Hélène
Plusieurs mois plus tard
Hélène se réveilla subitement, émergeant d’un rêve profond qu’elle oublia aussitôt. La chambre était plongée dans l’obscurité. Pâris était allongé à côté d’elle, immobile. Par quoi avait-elle donc été réveillée ?
Elle se retourna pour s’enfouir de nouveau sous les couvertures chaudes. Puis elle entendit un cri. Et un autre. Et un cri de femme.
— Pâris.
Elle lui secoua l’épaule tout en tendant l’oreille en direction de la fenêtre ouverte.
— Pâris. Réveille-toi.
Il gémit et elle le secoua plus fortement.
— Tu entends ? Il se passe quelque chose.
— Entendre quoi ?
Il y eut alors un craquement de bois, à petite distance, semble-t-il. Et de nouveaux cris.

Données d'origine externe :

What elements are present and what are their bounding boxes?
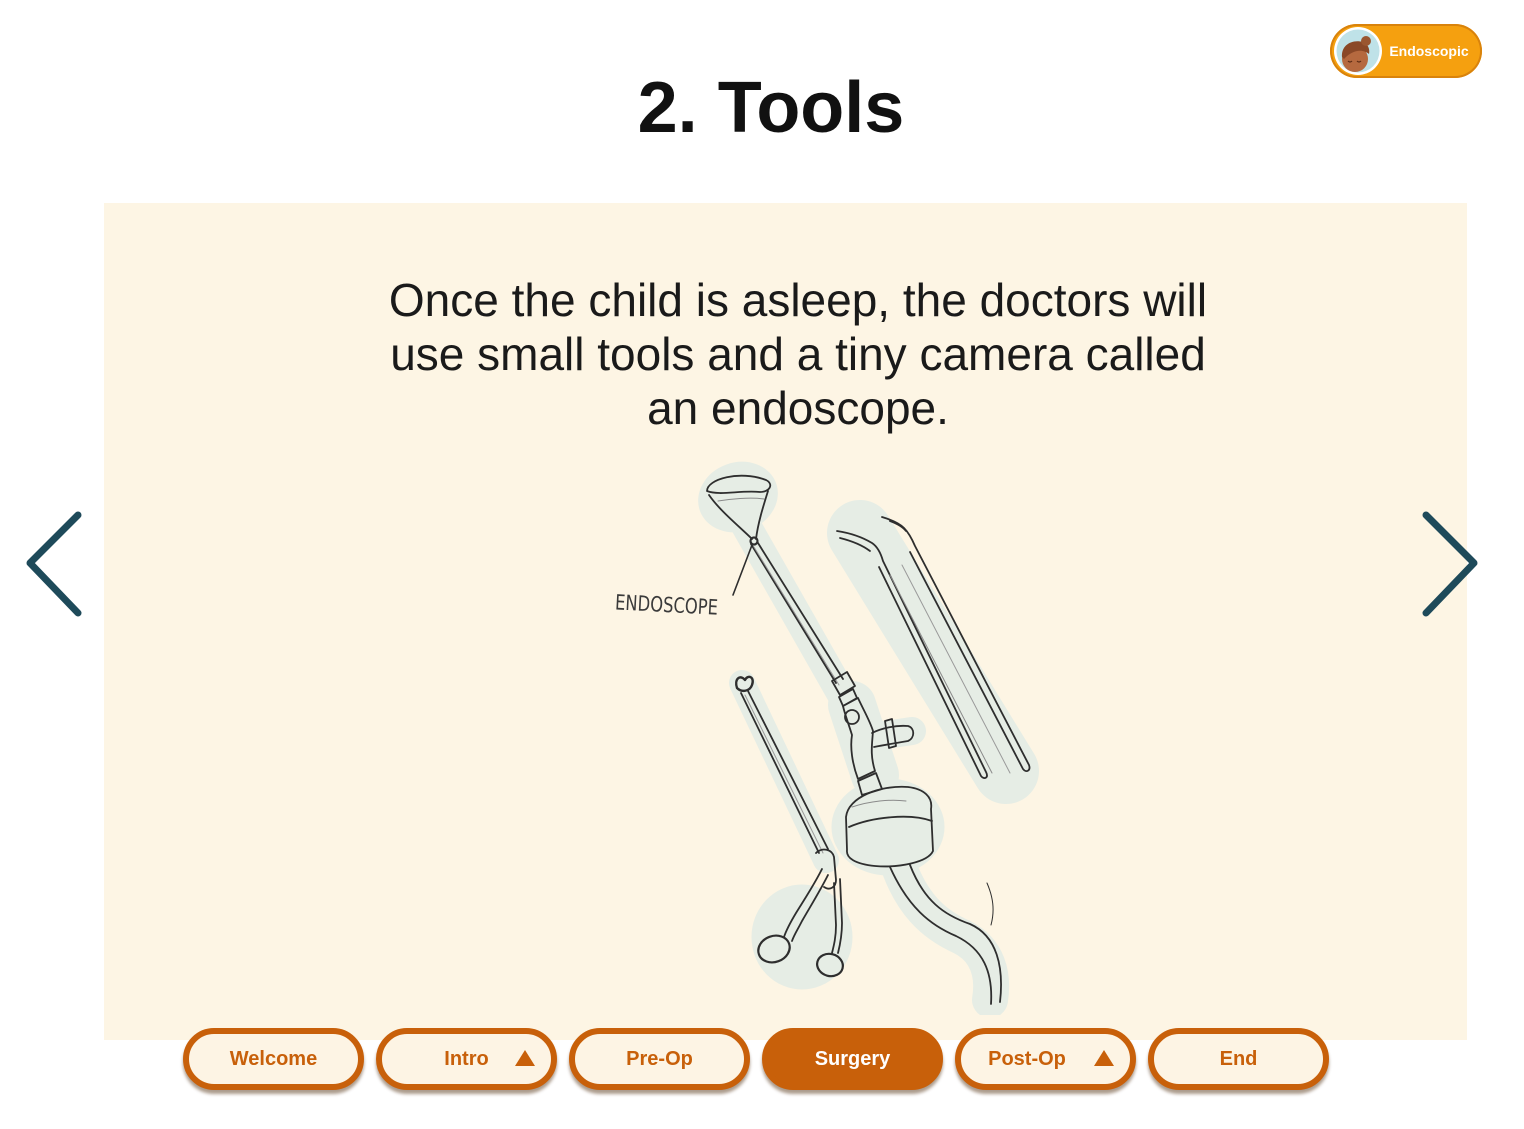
nav-tab-surgery[interactable]: Surgery xyxy=(762,1028,943,1090)
next-slide-button[interactable] xyxy=(1414,505,1484,625)
page-title: 2. Tools xyxy=(637,68,905,148)
label-pointer-line xyxy=(732,544,753,596)
nav-tab-label: Surgery xyxy=(814,1047,891,1070)
child-avatar-icon xyxy=(1334,27,1382,75)
nav-tab-label: Pre-Op xyxy=(626,1047,693,1070)
triangle-up-icon xyxy=(515,1050,535,1066)
nav-tab-end[interactable]: End xyxy=(1148,1028,1329,1090)
nav-tab-label: Intro xyxy=(444,1047,489,1070)
mode-badge-label: Endoscopic xyxy=(1389,43,1469,59)
nav-tab-pre-op[interactable]: Pre-Op xyxy=(569,1028,750,1090)
tools-illustration: ENDOSCOPE xyxy=(614,461,1039,1015)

Pâris s’était assis dans le lit.
— Ce n’est peut-être rien, dit-il. Une rixe dans la ville basse. Et pourtant, malgré l’obscurité, Hélène remarqua qu’il paraissait effrayé.
Il sortit du lit et commença à enfiler sa tunique. Hélène chercha à tâtons la robe qu’elle avait jetée dans un coin ce soir-là et l’enfila rapidement, en fixant les épingles qui la maintenaient sur ses épaules.
Lorsque tous deux furent habillés et eurent enfilé leurs sandales, ils quittèrent la chambre et s’avancèrent dans la cour éclairée par la lune. Il leur sembla qu’ils entendaient davantage de cris, ou peut-être les entendaient-ils mieux parce qu’ils s’étaient rapprochés. Hélène eut également l’impression de percevoir des bruits métalliques.
— Cousin ! s’exclama Pâris en s’élançant en direction d’Énée, qui venait de surgir dans la cour. Que se passe-t-il ?
— Je ne sais pas, répondit Énée, qui paraissait avoir été arraché à son sommeil, tout comme eux. J’ai entendu les cris et…
— Je vais me rendre sur les remparts, le coupa Pâris en posant une main sur son épaule.
Énée acquiesça en jetant un coup d’œil sur la cour vide.
— Je devrais réveiller les autres.
Pâris ne demanda pas à Hélène de le suivre, mais elle lui emboîta le pas. Ses sandales claquaient sur les pavés derrière les siennes. Elle avait relevé sa jupe d’une main et tenait une lampe à huile de l’autre. La lune était suffisamment pleine pour que celle-ci soit inutile, mais elle était heureuse de pouvoir s’éclairer.
Ils se trouvaient désormais dans la partie basse de la citadelle. Les bruits s’étaient amplifiés. Pâris se dirigea aussitôt vers l’escalier qui menait sur les remparts et Hélène le suivit. Lorsqu’ils eurent enfin atteint le sommet et regardèrent par-dessus la muraille, elle cessa de respirer.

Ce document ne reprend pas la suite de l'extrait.